Pero ¿dónde se hallaría la llave que pudiera abrir tan
obsoleta y gótica cerradura?
La llave no aparecía por parte alguna. Con un
cincel intentaron levantar esa tapa que parecía bien encastrada en el blindado
“cofre de las ambiciones”. Por supuesto, sin resultado alguno. Acudieron a un
veterano y artesanal cerrajero, que trabajaba
en uno de los barrios más “conflictivos” de la capitalidad. Este maestro de los
herrajes trabajó con denuedo sobre esa doble cerradura que impedía que la
curvada tapadera abriera el goloso misterio de su interior. Los resultados
también fueron desalentadores, para el fin que buscaban. Pagaron al herrero sus
emolumentos (400 euros) y éste les sugirió que acudiesen a una empresa radicada
en Toledo, especializada en cierres complicados para su apertura, cuya
dirección se prestó amablemente a facilitarles.
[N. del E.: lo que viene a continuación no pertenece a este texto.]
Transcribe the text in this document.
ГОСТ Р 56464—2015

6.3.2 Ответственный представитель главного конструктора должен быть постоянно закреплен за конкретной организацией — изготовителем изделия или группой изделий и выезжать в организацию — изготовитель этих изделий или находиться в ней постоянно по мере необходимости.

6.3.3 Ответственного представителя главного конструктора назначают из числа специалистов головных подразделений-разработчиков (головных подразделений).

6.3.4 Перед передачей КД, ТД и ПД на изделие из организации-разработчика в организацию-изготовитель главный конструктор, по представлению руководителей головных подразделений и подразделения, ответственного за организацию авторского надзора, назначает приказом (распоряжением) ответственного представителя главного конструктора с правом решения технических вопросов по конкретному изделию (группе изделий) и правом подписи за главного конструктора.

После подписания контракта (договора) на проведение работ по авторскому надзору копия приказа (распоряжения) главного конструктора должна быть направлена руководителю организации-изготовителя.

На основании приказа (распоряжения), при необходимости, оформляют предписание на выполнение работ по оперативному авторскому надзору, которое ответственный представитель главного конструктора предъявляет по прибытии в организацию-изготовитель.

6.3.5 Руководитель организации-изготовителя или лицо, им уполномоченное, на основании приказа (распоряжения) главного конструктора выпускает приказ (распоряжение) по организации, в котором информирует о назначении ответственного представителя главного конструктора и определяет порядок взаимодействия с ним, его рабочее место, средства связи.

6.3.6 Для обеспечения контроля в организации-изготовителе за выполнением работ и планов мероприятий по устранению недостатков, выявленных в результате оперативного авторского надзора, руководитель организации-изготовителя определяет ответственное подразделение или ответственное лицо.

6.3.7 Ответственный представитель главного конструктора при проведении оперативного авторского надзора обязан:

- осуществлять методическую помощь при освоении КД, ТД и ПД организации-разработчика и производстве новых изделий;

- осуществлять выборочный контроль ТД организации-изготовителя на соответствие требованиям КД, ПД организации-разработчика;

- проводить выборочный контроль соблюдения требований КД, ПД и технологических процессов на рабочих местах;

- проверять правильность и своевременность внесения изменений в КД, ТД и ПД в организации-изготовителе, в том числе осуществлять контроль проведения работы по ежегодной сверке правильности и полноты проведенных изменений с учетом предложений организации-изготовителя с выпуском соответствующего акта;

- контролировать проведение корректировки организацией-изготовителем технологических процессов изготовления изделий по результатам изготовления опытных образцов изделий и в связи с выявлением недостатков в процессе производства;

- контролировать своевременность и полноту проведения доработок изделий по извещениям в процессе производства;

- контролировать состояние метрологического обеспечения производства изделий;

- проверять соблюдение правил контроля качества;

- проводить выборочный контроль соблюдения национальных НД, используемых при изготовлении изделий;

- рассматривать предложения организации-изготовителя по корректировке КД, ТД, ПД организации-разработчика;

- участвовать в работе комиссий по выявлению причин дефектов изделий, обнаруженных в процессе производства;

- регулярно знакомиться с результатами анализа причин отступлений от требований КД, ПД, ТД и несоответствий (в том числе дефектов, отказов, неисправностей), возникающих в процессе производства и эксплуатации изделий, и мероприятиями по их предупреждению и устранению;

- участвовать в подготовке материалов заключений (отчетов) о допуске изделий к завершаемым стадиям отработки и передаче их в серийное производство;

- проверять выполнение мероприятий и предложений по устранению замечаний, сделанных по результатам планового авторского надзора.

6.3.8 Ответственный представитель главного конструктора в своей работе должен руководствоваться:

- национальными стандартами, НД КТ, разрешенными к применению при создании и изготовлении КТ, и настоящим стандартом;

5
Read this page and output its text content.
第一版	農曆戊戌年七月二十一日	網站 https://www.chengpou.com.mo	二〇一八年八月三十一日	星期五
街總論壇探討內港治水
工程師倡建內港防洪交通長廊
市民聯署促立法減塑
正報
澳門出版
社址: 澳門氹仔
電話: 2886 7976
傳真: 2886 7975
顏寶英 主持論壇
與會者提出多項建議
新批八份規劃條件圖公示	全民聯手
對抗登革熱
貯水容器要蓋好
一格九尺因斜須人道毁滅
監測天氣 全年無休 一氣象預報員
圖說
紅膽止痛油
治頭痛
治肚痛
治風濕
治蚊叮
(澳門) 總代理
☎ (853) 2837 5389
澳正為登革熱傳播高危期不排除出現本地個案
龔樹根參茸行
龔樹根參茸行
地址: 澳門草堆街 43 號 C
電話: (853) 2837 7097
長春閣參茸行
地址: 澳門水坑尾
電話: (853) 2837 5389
La obsesión de ambos hermanos iba en aumento, a
medida que pasaban los días, situación que se agudizaba cuando comprobaron que
la cartilla de ahorros, hallada sin dificultad en uno de los cajones de la
cómoda de nogal, ubicada en el dormitorio de Herminia, marcaba apenas unos 600
euros de saldo a la vista. Decidieron mantener el
alquiler (una renta antigua, 125 euros por mensualidad, que el
propietario del inmueble elevó de manera considerable hasta los 700 euros).
Pensaban que el dinero ahorrado por Herminia
tendría que estar escondido en alguna parte de la casa. Pero ¿dónde? Había que
seguir buscando y rebuscando. Conocían bien a su tía y no se les ocultaba que
de ella cualquier cosa podía esperarse. Repasaron con “lupa” el cuarto de baño,
la cocina, el extractor de humo, rincones del lavadero, esos ladrillos mal
fijados, altillos y bajos de los armarios, incluso la alacena… pero el dinero
no aparecía. Podría, tal vez, estar fuera de la vivienda. ¿Tal vez, en manos de
alguna amiga de confianza? Bien es verdad que no conocían bien a las amistades
de la difunta. Así que este camino hacia el previsible capital acumulado era
escasamente prometedor.
Un tanto desquiciados, volvieron a tentar la posibilidad del viejo cofre con esos
curiosos sonidos que fluían desde el interior, cuando se cimbreaba su
misterioso contenido. Fue Simón quien decidió tomar el ferrocarril (Narciso
había cogido un fuerte resfriado con fiebre, por lo que tuvo que guardar cama) a
fin de dirigirse hasta la capital toledana, camino de esa empresa especializada en la apertura de cierres difíciles.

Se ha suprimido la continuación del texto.